Ismaël Colombani began playing the violin at the age of six, and has gone on to play in a number of avant-garde music groups. He also composes music for the stage, notably for the world-famous dance company Peeping Tom. Ava Carrère studied Fine Art until she felt the need to find a more direct way of addressing people. In the world of the Berlin underground she discovered that she was full of songs.

Gum, Viagra, Carambar and LSD are all examples of serendipity. These are things you find without looking for them. Sages comme des sauvages is another example of that. It all happened by chance. Ismaël wasn’t supposed to meet Ava Carrère, just as Greek instruments weren’t supposed to play Réunionese music. When they mixed their voices, a third entity appeared, that of the grouple. They made French groove in a way that few native Frenchmen do.

By chance, they bounced like pinballs between Berlin, Greece and Reunion Island. There they found traces of music that commerce had not completely dominated, and brought with them instruments, friendships and the idea that the creolisation of the world needed to be amplified. And so it was that, in spite of themselves, Sages comme des sauvages became an almost household name, releasing two albums, being played on all the French-language radio stations (France Inter, France Culture, FIP, RTBF, RTS…), winning prizes and playing hundreds of concerts in France and abroad.

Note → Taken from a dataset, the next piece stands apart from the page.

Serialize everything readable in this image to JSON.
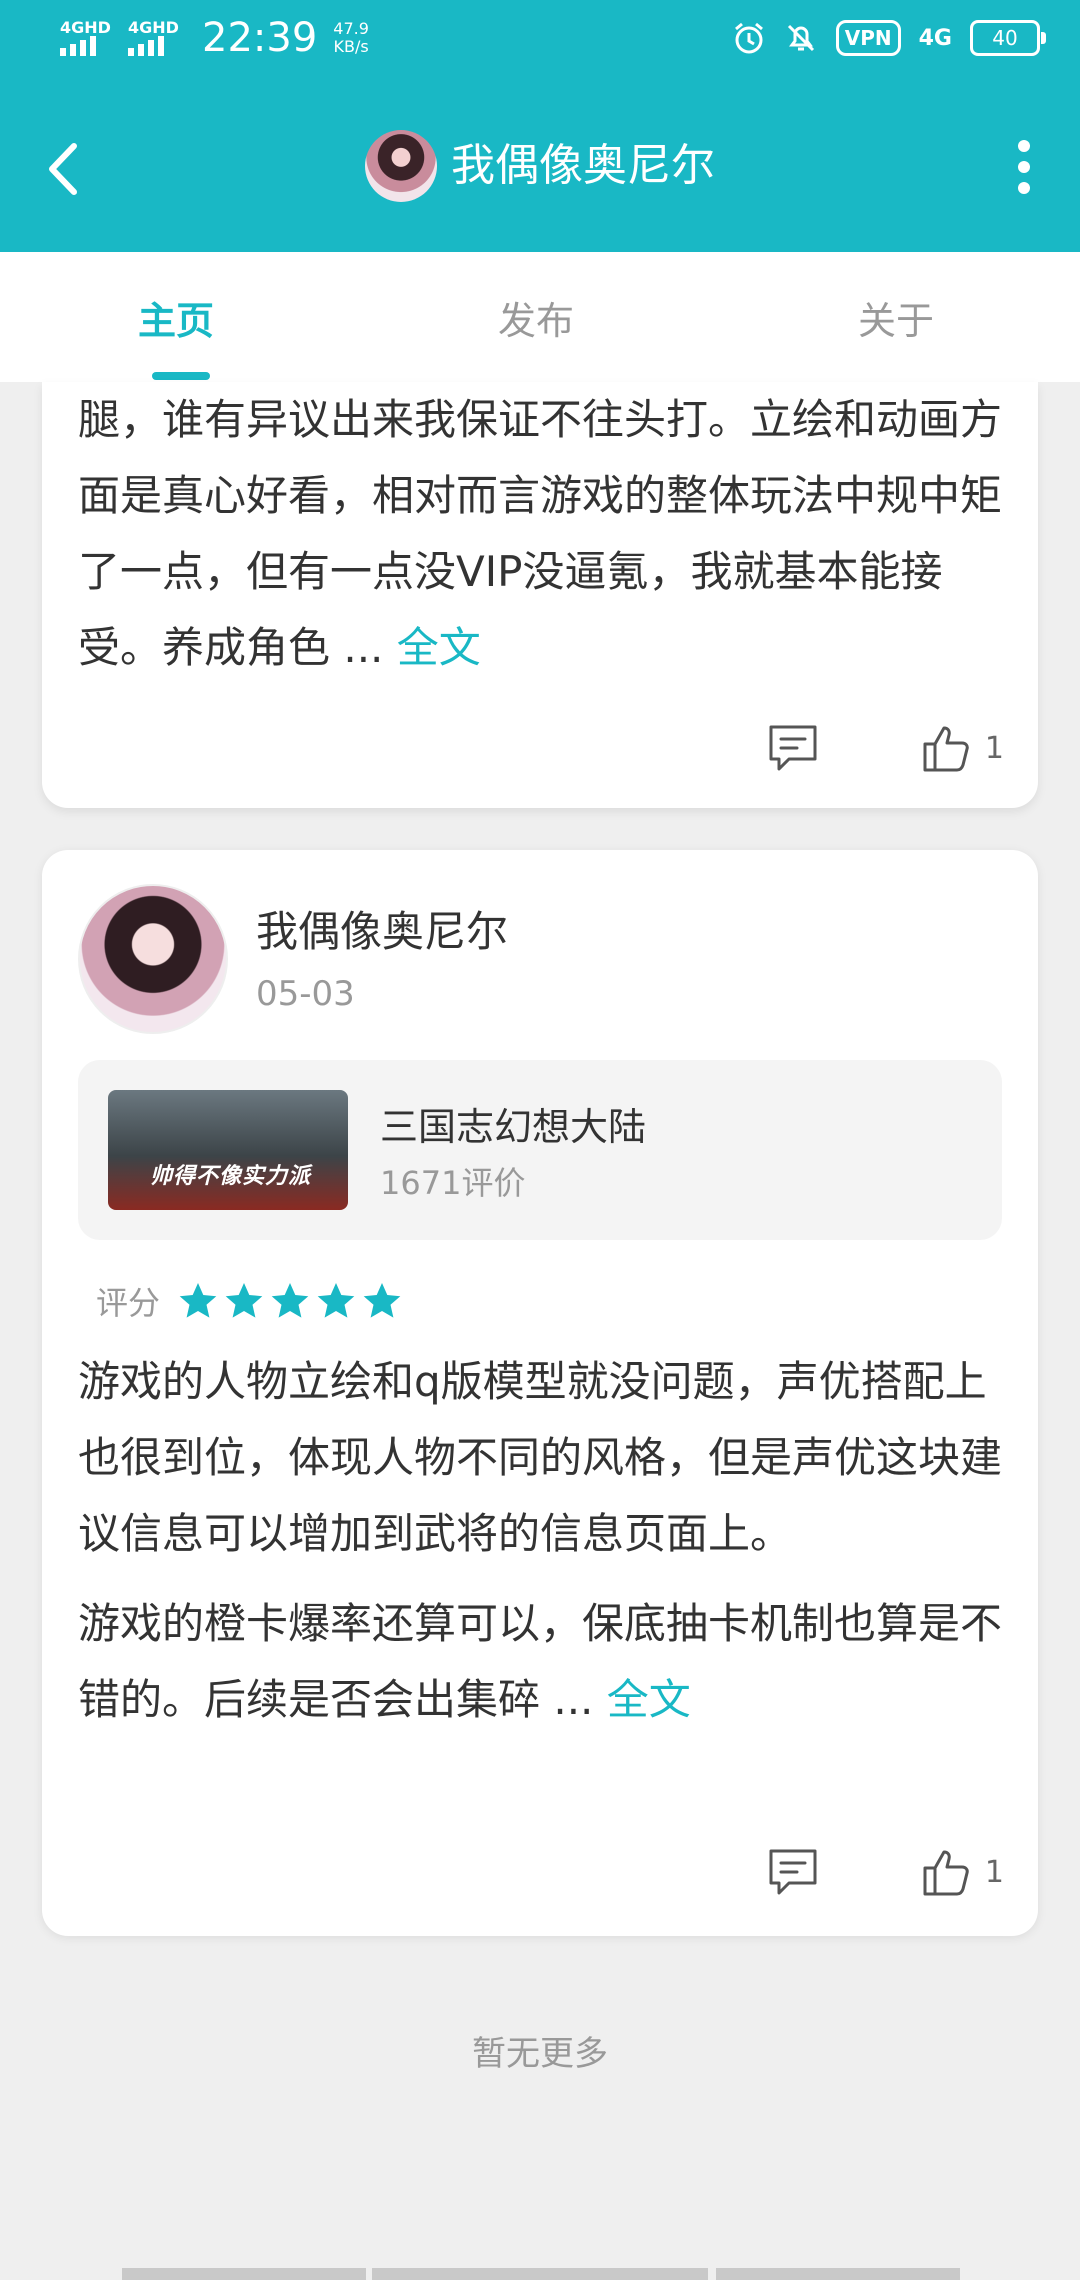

Wherever they go, they get whole families up and dancing to political or poetic songs, something not everyone can do (especially when you’re not dead yet). But behind the randomness is a commitment to putting music at the centre, for everyone, without concessions. For them, rebellion is not a posture, it’s part of the air they breathe every morning. Sharing it wholeheartedly with their audience is vital. Not only are you likely to be moved by their music, but it’s possible that their concert will suddenly turn into a onecouple- show. The two of them have a lot to say, and giving them a platform is not without risk. Expect the unexpected.